最後の5つ目は、同時存在の原則です。これは、相続開始の時点で被相続人も相続人も存在していなければならないということです。被相続人は死亡により人格を失います。その人格を承継するために、相続開始の時点において相続人も人格を承継しうる状態にある必要があります。

これは、遺言においてのみ妥当する原則ではなく、相続一般に当てはまることであるため、覚えておきましょう。相続人が相続開始の時点で生存する場合、通常は問題となることはないと考えられます。しかしながら、まだ生まれていない胎児が相続人となり得る場合もあります。

胎児の場合は、民法886条により、死産の場合を除いて、相続については「既に生まれたものとみなす。」とされています。同条の解釈については、胎児の段階で相続が開始した場合に、相続開始後に生まれたときに初めて、相続開始時に遡及して相続人としての権利を認めるとする停止条件説と、当該胎児は相続開始時から相続権を行使できるが、死産となった場合には相続開始時に遡及して胎児への相続がなかったことになるという解除条件説があります。

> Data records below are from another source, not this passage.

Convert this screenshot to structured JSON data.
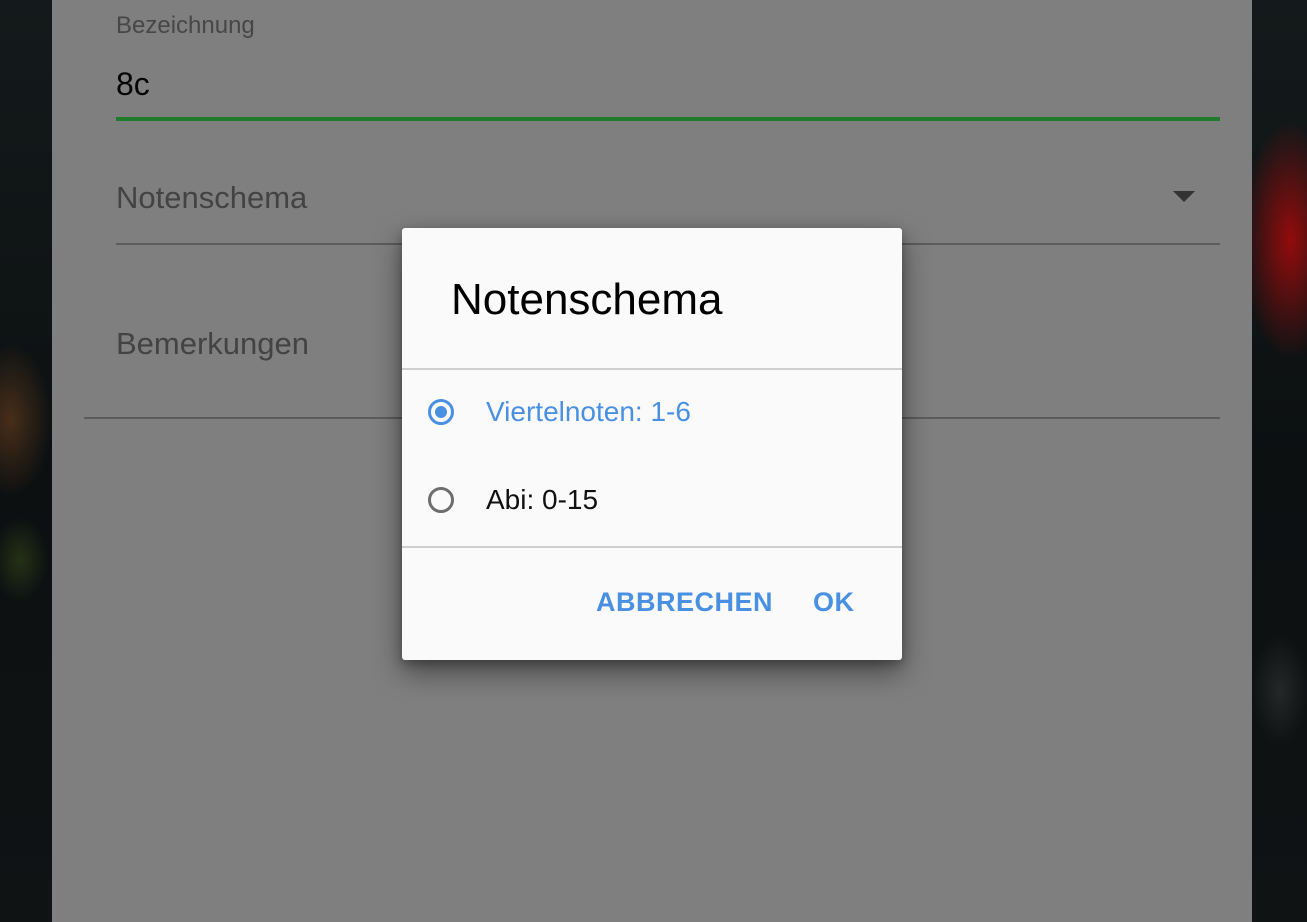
{
  "form": {
    "name_label": "Bezeichnung",
    "name_value": "8c",
    "grading_scheme_placeholder": "Notenschema",
    "remarks_placeholder": "Bemerkungen",
    "accent_color": "#1f7a2a"
  },
  "dialog": {
    "title": "Notenschema",
    "options": [
      {
        "label": "Viertelnoten: 1-6",
        "selected": true
      },
      {
        "label": "Abi: 0-15",
        "selected": false
      }
    ],
    "cancel_label": "ABBRECHEN",
    "ok_label": "OK",
    "accent_color": "#4a90e2"
  },
  "icons": {
    "dropdown": "chevron-down-icon",
    "radio_selected": "radio-checked-icon",
    "radio_unselected": "radio-unchecked-icon"
  }
}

また、例えば被相続人Aの子であるBは、本来であればAの相続人となるはずですが、Bが相続開始(=Aの死亡)以前に死亡していれば、Bの子で被相続人Aの孫Cが代わりに相続人となることがあります(このことを「代襲相続」といいます。)。この代襲相続の場合、代襲相続人(被相続人Aの孫C)は、代襲相続原因の発生(=被相続人Aの子Bの死亡)の時に生まれていなくても、相続開始時に被代襲者Bの子として存在し、または胎児として存在すれば足りるとされています。

6.まとめ

以上のように、遺言に妥当するいくつかの原則があります。遺言をする際には、このことを念頭にして作成してください。